Mas ela não prestava atenção. Estava perdida nos lábios rosados da negra com descendência francesa. Que vontade de fugir para Amsterdã com aquela mulher. Que vontade de ser homem por pelo menos um minuto e se perder nas curvas dela. Mas ela não era um homem e certamente não iria pra Amsterdã. Nada de maconha legalizada, nada de paisagens montanhosas, nada de troca de sexo. Ela tinha que se contentar em ser a garota triste com cabelos dourados apaixonada pela sua colega de teatro. Mas então algo aconteceu, tão rápido como um borrão. Há um minuto atrás ela tinha controle sobre si mesma, e agora estava jogando Danielle contra a pia, apalpando seus seios. Mas a surpresa não foi da menina negra ao se ver contra o espelho do velho banheiro. A surpresa era a que estava estampada nos ossos da menina loura. A surpresa pelo fato de que estava sendo muito bem retribuída, causando-lhe uma sensação de tempo perdido. Meu Deus, o que ela estava fazendo? Ou, pior, o que Danielle estava fazendo? Elas não podiam simplesmente fazer isso. Por que era errado ser lésbica. Era errado ter duas bocas femininas curvando-se uma na outra no meio de um banheiro. Era errado por que eram mulheres e de raças diferentes. Era errado por que Danielle não entendia muito bem o nosso idioma e era patriota demais de alguma cidadezinha estúpida da França. Era europeia demais, africana demais, proibida demais. E talvez fosse isso que encantasse: O fato de se estar fazendo algo errado.

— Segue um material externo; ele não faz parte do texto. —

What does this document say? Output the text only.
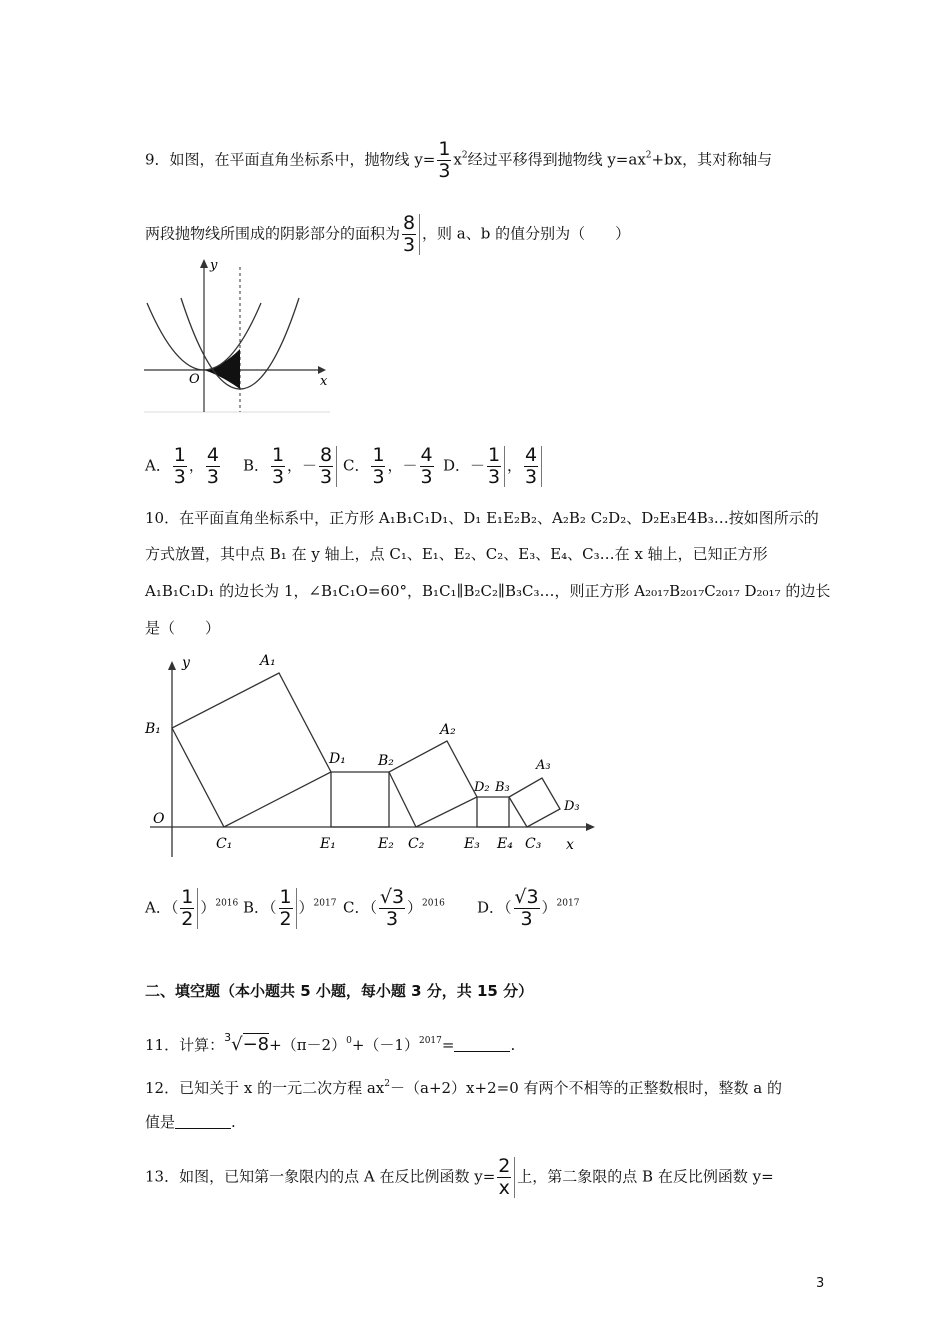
9．如图，在平面直角坐标系中，抛物线 $y= \frac{1}{3} x^2$经过平移得到抛物线 $y=ax^2+bx$，其对称轴与
两段抛物线所围成的阴影部分的面积为 $\frac{8}{3}$ ，则 a、b 的值分别为（　　）
y
x
O
A． $\frac{1}{3}$ ， $\frac{4}{3}$ B． $\frac{1}{3}$ ，－ $\frac{8}{3}$ C． $\frac{1}{3}$ ，－ $\frac{4}{3}$ D．－ $\frac{1}{3}$ ， $\frac{4}{3}$
10．在平面直角坐标系中，正方形 A₁B₁C₁D₁、D₁ E₁E₂B₂、A₂B₂ C₂D₂、D₂E₃E4B₃…按如图所示的
方式放置，其中点 B₁ 在 y 轴上，点 C₁、E₁、E₂、C₂、E₃、E₄、C₃…在 x 轴上，已知正方形
A₁B₁C₁D₁ 的边长为 1，∠B₁C₁O=60°，B₁C₁∥B₂C₂∥B₃C₃…，则正方形 A₂₀₁₇B₂₀₁₇C₂₀₁₇ D₂₀₁₇ 的边长
是（　　）
y
x
O
A₁
B₁
C₁
D₁
E₁	E₂
B₂
A₂
C₂
D₂ B₃
E₃ E₄
A₃
C₃
D₃
A．（ $\frac{1}{2} )^{2016}$ B．（ $\frac{1}{2} )^{2017}$ C．（ $\frac{√3}{3} )^{2016}$ D．（ $\frac{√3}{3} )^{2017}$
二、填空题（本小题共 5 小题，每小题 3 分，共 15 分）
11．计算：$^3√-8+(\pi-2)^0+(-1)^{2017}=$	.
12．已知关于 x 的一元二次方程 $ax^2-(a+2)x+2=0$ 有两个不相等的正整数根时，整数 a 的
值是	.
13．如图，已知第一象限内的点 A 在反比例函数 $y= \frac{2}{x}$ 上，第二象限的点 B 在反比例函数 y=
3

Pensando nisso, com um enorme pesar, a menina loura interrompeu o beijo que já não era só beijo há muito tempo, para fazer o que quer que achasse certo. Tipo chegar em casa e beber nua e solitária na velha cama de ferro que tinha herdado do avô. Certo. Ela tinha que sair para a vida, encher a cara de álcool e arrumar um namorado bem másculo pra não ter que lidar com a lembrança de Danielle. Ela tinha que ter um bom senso. Um bom senso comum. Comum como todo mundo diz que tem que ser. Ela tinha que ser alguém que o mundo queria que ela fosse. Por que ser alguém que ela queria ser, era muito difícil, muito impossível. O jeito é se entregar mesmo, é fazer apenas o previsível. O jeito é abaixar a cabeça e dizer sim, sim, sim, milhões de sins, até que o arrependimento seja maior do que a submissão. Pena que a menina loura seja triste, lésbica, racista e submissa. Algo me diz que ela teria dado em alguma coisa. Tipo uma ótima atriz ou ativista feminina. Algo me diz que aquele beijo poderia ter se estendido e nós estivéssemos juntas. Mas ela não pode saber que eu secretamente a tenho em mim. Não. Ela era submissa demais para mim. Eu precisava de segurança, de alguém que enfrentasse o mundo inteiro só pra estar comigo. Ser homossexual no século XXI é tão comum que me ofende pensar que ela desistiu. Mas chega de pensar nela. Chega. Nem lembro mais do nome dela, nem de nada. Eu sou apenas a narradora nostálgica que observa de camarim o desastre amoroso da vida de duas meninas apaixonadas. Mas chega. Estou com sono demais para continuar sentindo falta. Sono demais. Chega.